The first thing that'll likely strike most viewers is just how vivid the colours are. The palette used has little in the way of subtlety, being mainly bold primaries, but it certainly delivers in terms of vivacity. Reds in particular are punchy and though there isn't a great deal of complexity or gradation, there is still a good depth to the darker colours and no obvious signs of noise or instability within them. The strength of the shades utilised helps present an image with a good degree of dimensionality, and the frame often draws the eye. There are instances though, often when CG is overused in wider shots, when the contrast takes a hit and what was vaguely three dimensional becomes decidedly flat in comparison. For the most part it is bubblegum hues and neon, but when depicting real people Miike has gone for decidedly dowdy tones and these greys, blues and blacks help show an extra layer to the visuals as they too stay stable and have a touch more delicacy to them, showing no signs of banding.

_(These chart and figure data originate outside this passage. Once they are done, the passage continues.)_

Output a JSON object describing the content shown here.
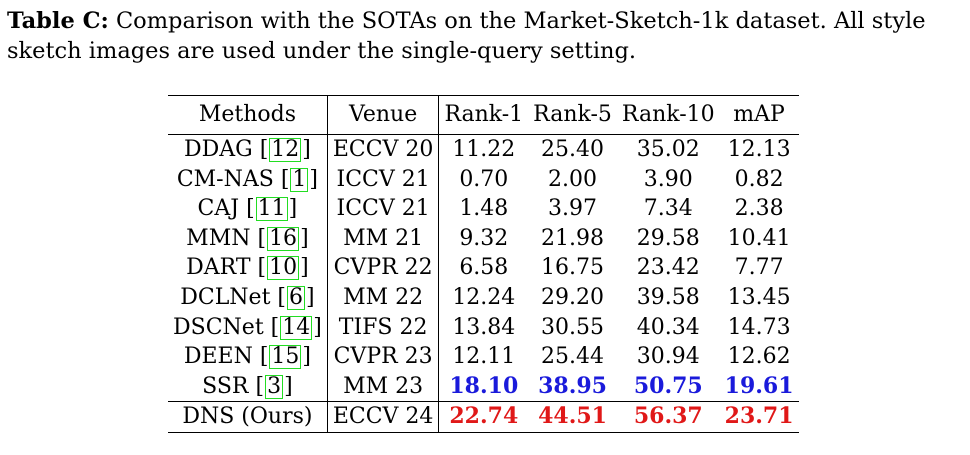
{
  "caption": {
    "label": "Table C:",
    "text": " Comparison with the SOTAs on the Market-Sketch-1k dataset. All style sketch images are used under the single-query setting."
  },
  "table": {
    "headers": [
      "Methods",
      "Venue",
      "Rank-1",
      "Rank-5",
      "Rank-10",
      "mAP"
    ],
    "rows": [
      {
        "method": "DDAG",
        "ref": "12",
        "venue": "ECCV 20",
        "r1": "11.22",
        "r5": "25.40",
        "r10": "35.02",
        "map": "12.13"
      },
      {
        "method": "CM-NAS",
        "ref": "1",
        "venue": "ICCV 21",
        "r1": "0.70",
        "r5": "2.00",
        "r10": "3.90",
        "map": "0.82"
      },
      {
        "method": "CAJ",
        "ref": "11",
        "venue": "ICCV 21",
        "r1": "1.48",
        "r5": "3.97",
        "r10": "7.34",
        "map": "2.38"
      },
      {
        "method": "MMN",
        "ref": "16",
        "venue": "MM 21",
        "r1": "9.32",
        "r5": "21.98",
        "r10": "29.58",
        "map": "10.41"
      },
      {
        "method": "DART",
        "ref": "10",
        "venue": "CVPR 22",
        "r1": "6.58",
        "r5": "16.75",
        "r10": "23.42",
        "map": "7.77"
      },
      {
        "method": "DCLNet",
        "ref": "6",
        "venue": "MM 22",
        "r1": "12.24",
        "r5": "29.20",
        "r10": "39.58",
        "map": "13.45"
      },
      {
        "method": "DSCNet",
        "ref": "14",
        "venue": "TIFS 22",
        "r1": "13.84",
        "r5": "30.55",
        "r10": "40.34",
        "map": "14.73"
      },
      {
        "method": "DEEN",
        "ref": "15",
        "venue": "CVPR 23",
        "r1": "12.11",
        "r5": "25.44",
        "r10": "30.94",
        "map": "12.62"
      },
      {
        "method": "SSR",
        "ref": "3",
        "venue": "MM 23",
        "r1": "18.10",
        "r5": "38.95",
        "r10": "50.75",
        "map": "19.61"
      }
    ],
    "ours": {
      "method": "DNS (Ours)",
      "venue": "ECCV 24",
      "r1": "22.74",
      "r5": "44.51",
      "r10": "56.37",
      "map": "23.71"
    }
  },
  "colors": {
    "best": "#e01818",
    "second": "#1a1adb",
    "citation_box": "#22dd22"
  }
}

Grain is fairly even, though sometimes heavy, for a mixed live action and CG affair and there are some nice touches that blur the edges of the animated inserts with a touch of finesse. The result is an image that generally avoids any excessively obvious signs of overlaying people in front of computer generated backgrounds, being reasonably fluid whilst maintaining solid delineation in the foreground. Close ups stay the most strikingly sharp, but there is no sign of softness creeping in to mar the image in an uneven manner. Flesh tones stay realistic, a feat all the more stunning considering there are moments when cartoon animation mixes with the actors and significantly skews the palette.

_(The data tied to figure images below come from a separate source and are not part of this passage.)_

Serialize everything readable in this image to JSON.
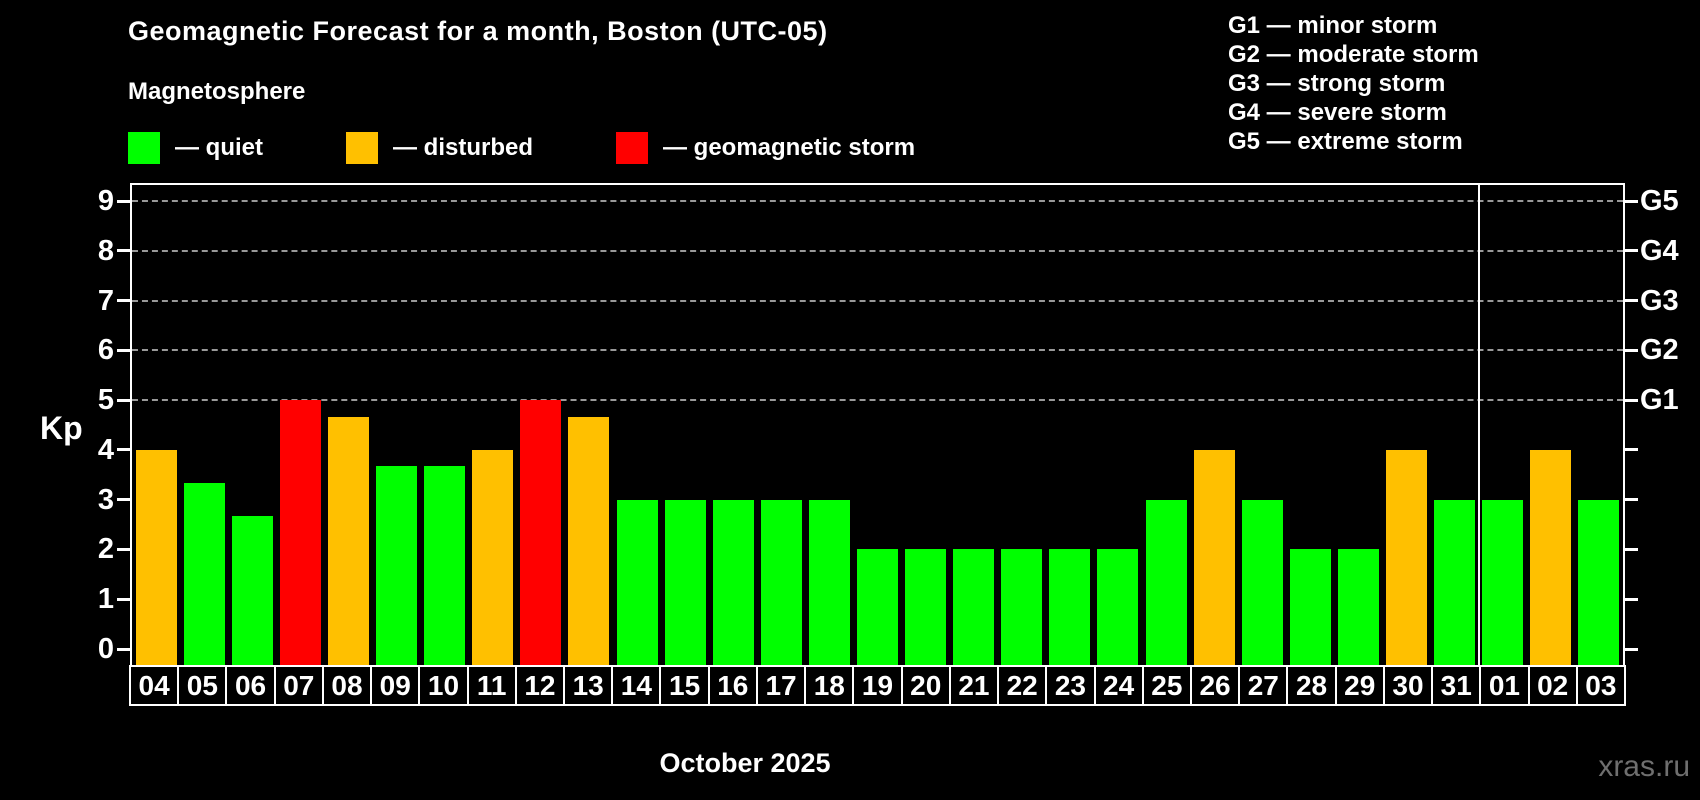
{
  "title": "Geomagnetic Forecast for a month, Boston (UTC-05)",
  "subtitle": "Magnetosphere",
  "watermark": "xras.ru",
  "colors": {
    "quiet": "#00ff00",
    "disturbed": "#ffc000",
    "storm": "#ff0000",
    "background": "#000000",
    "grid": "#999999",
    "axis": "#ffffff",
    "watermark": "#6f6f6f"
  },
  "legend": [
    {
      "key": "quiet",
      "label": "— quiet"
    },
    {
      "key": "disturbed",
      "label": "— disturbed"
    },
    {
      "key": "storm",
      "label": "— geomagnetic storm"
    }
  ],
  "g_legend": [
    "G1 — minor storm",
    "G2 — moderate storm",
    "G3 — strong storm",
    "G4 — severe storm",
    "G5 — extreme storm"
  ],
  "chart_data": {
    "type": "bar",
    "title": "Geomagnetic Forecast for a month, Boston (UTC-05)",
    "ylabel": "Kp",
    "xlabel_caption": "October 2025",
    "ylim": [
      0,
      9
    ],
    "yticks": [
      0,
      1,
      2,
      3,
      4,
      5,
      6,
      7,
      8,
      9
    ],
    "grid": "horizontal dashed lines at Kp 5,6,7,8,9",
    "legend_position": "top-left",
    "categories": [
      "04",
      "05",
      "06",
      "07",
      "08",
      "09",
      "10",
      "11",
      "12",
      "13",
      "14",
      "15",
      "16",
      "17",
      "18",
      "19",
      "20",
      "21",
      "22",
      "23",
      "24",
      "25",
      "26",
      "27",
      "28",
      "29",
      "30",
      "31",
      "01",
      "02",
      "03"
    ],
    "values": [
      4,
      3.33,
      2.67,
      5,
      4.67,
      3.67,
      3.67,
      4,
      5,
      4.67,
      3,
      3,
      3,
      3,
      3,
      2,
      2,
      2,
      2,
      2,
      2,
      3,
      4,
      3,
      2,
      2,
      4,
      3,
      3,
      4,
      3
    ],
    "statuses": [
      "disturbed",
      "quiet",
      "quiet",
      "storm",
      "disturbed",
      "quiet",
      "quiet",
      "disturbed",
      "storm",
      "disturbed",
      "quiet",
      "quiet",
      "quiet",
      "quiet",
      "quiet",
      "quiet",
      "quiet",
      "quiet",
      "quiet",
      "quiet",
      "quiet",
      "quiet",
      "disturbed",
      "quiet",
      "quiet",
      "quiet",
      "disturbed",
      "quiet",
      "quiet",
      "disturbed",
      "quiet"
    ],
    "right_axis": [
      {
        "value": 5,
        "label": "G1"
      },
      {
        "value": 6,
        "label": "G2"
      },
      {
        "value": 7,
        "label": "G3"
      },
      {
        "value": 8,
        "label": "G4"
      },
      {
        "value": 9,
        "label": "G5"
      }
    ],
    "month_separator_after": "31"
  }
}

There is so much on screen at any one moment that it is hard not to be impressed that everything has been held as stable as it is. Were it not for a few missteps with certain CG sequences that wash out the image somewhat (though arguably only in comparison to the rest of the punchy visuals) and leave proceedings looking more two dimensional this would have scored even higher.
If the image went for bold extremes but was hindered by a few missteps, the sound mix sits fairly comfortably in the middle playing it safe. Dialogue is extremely crisp and never wavers in terms of level. The surrounds come to life when action sequences start and objects ping between front and back, left and right with some regularity. Pans are handled well, with the noises meshing into the soundscape without being too obvious. If there's any problem with the mix, it is that everything performs well, but just never takes that extra step to bowl you over.

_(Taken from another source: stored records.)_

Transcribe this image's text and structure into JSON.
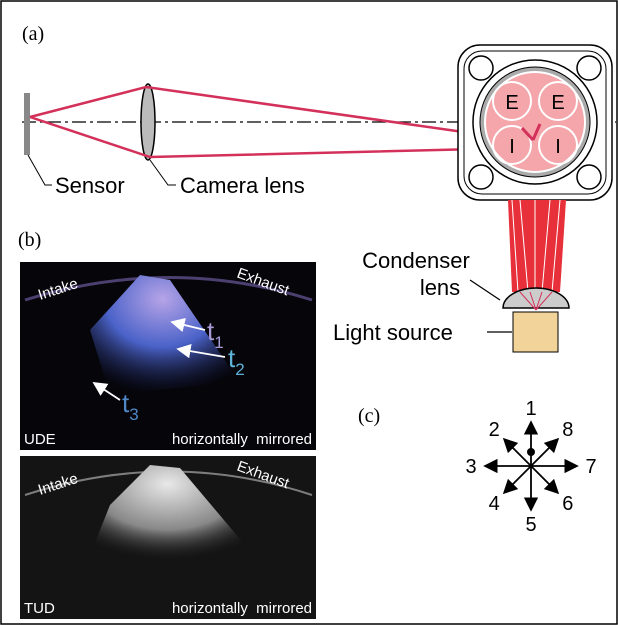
{
  "panel_a": {
    "label": "(a)",
    "sensor": "Sensor",
    "camera_lens": "Camera lens",
    "valves": [
      "E",
      "E",
      "I",
      "I"
    ],
    "condenser": [
      "Condenser",
      "lens"
    ],
    "light_source": "Light source"
  },
  "panel_b": {
    "label": "(b)",
    "images": [
      {
        "intake": "Intake",
        "exhaust": "Exhaust",
        "source": "UDE",
        "note": "horizontally  mirrored",
        "times": [
          {
            "base": "t",
            "sub": "1"
          },
          {
            "base": "t",
            "sub": "2"
          },
          {
            "base": "t",
            "sub": "3"
          }
        ]
      },
      {
        "intake": "Intake",
        "exhaust": "Exhaust",
        "source": "TUD",
        "note": "horizontally  mirrored"
      }
    ]
  },
  "panel_c": {
    "label": "(c)",
    "directions": [
      "1",
      "2",
      "3",
      "4",
      "5",
      "6",
      "7",
      "8"
    ]
  }
}
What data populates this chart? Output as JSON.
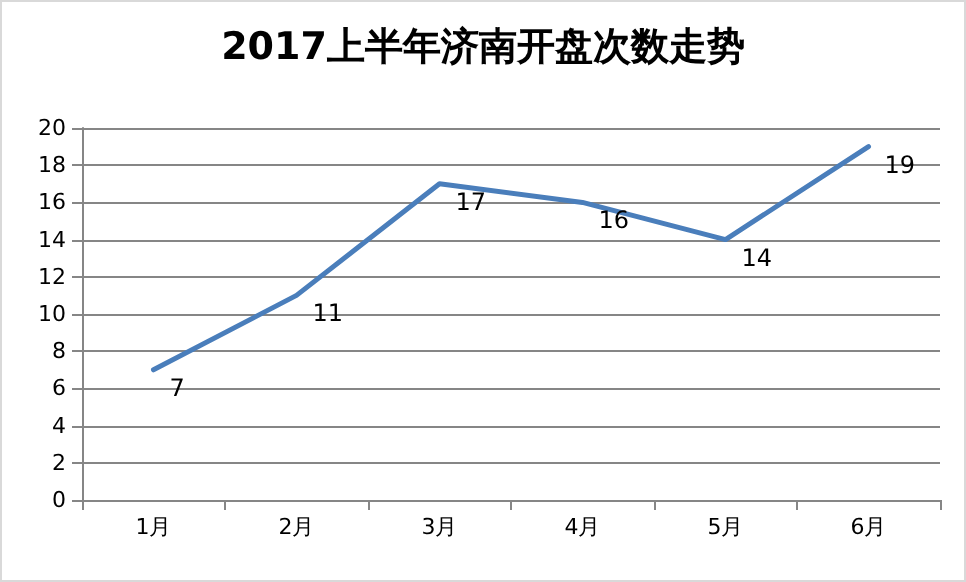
{
  "chart_data": {
    "type": "line",
    "title": "2017上半年济南开盘次数走势",
    "categories": [
      "1月",
      "2月",
      "3月",
      "4月",
      "5月",
      "6月"
    ],
    "series": [
      {
        "color": "#4a7ebb",
        "values": [
          7,
          11,
          17,
          16,
          14,
          19
        ]
      }
    ],
    "ylim": [
      0,
      20
    ],
    "yticks": [
      0,
      2,
      4,
      6,
      8,
      10,
      12,
      14,
      16,
      18,
      20
    ],
    "grid": "y",
    "marker": "none",
    "line_style": "solid",
    "data_labels": true
  }
}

Neither high nor low frequencies are ever capable of pushing far enough into the room to actually resonate, the only exceptions being a few zipping robotic pans and an explosion or two. There is nothing wrong, but given the nature of the visuals a more straightforward and aggressive orchestration was what was arguably required here. Music is tuneful, but lacks the cutting and sharpness in the higher end to achieve what is necessary. The centre channel is nigh on flawless to my ears (though obviously I don't speak Japanese so can't attest to minute inflections etc), but ultimately that isn't where the greatest emphasis should have been. This is still a very good mix with no glaring faults and consistent levels throughout; it just lacks some dimensionality at either end of the spectrum.
Yatterman is a film that might scream cult classic to some, but for most will fall between the two influences that permeate so much of it. For many the diametrically opposed aspects of children's show and sniggering titillation simply won't work when viewed in tandem. The throwaway plot can easily be forgiven as to criticise a by-product of the source material would be wrong. There are many enjoyable elements, such as the music, mecha action and youthful exuberance to be commended and enjoyed, but the whirlwind of ideas and lack of coherent direction ultimately hinder a piece that could easily have shed half an hour of its total running time.
The disc is solid, with an image that for the vast majority of time shows the boldness of the visuals in an impeccable light. The sound mix may not be the most striking or potent, but it also lacks any true flaws. The omission of any additional materials is disappointing, as is the locking of the disc to region A, but if you're a die-hard Miike fan then I'm sure this won't have too significant a bearing on your decision of whether to buy this fun, flawed adventure on Blu-ray.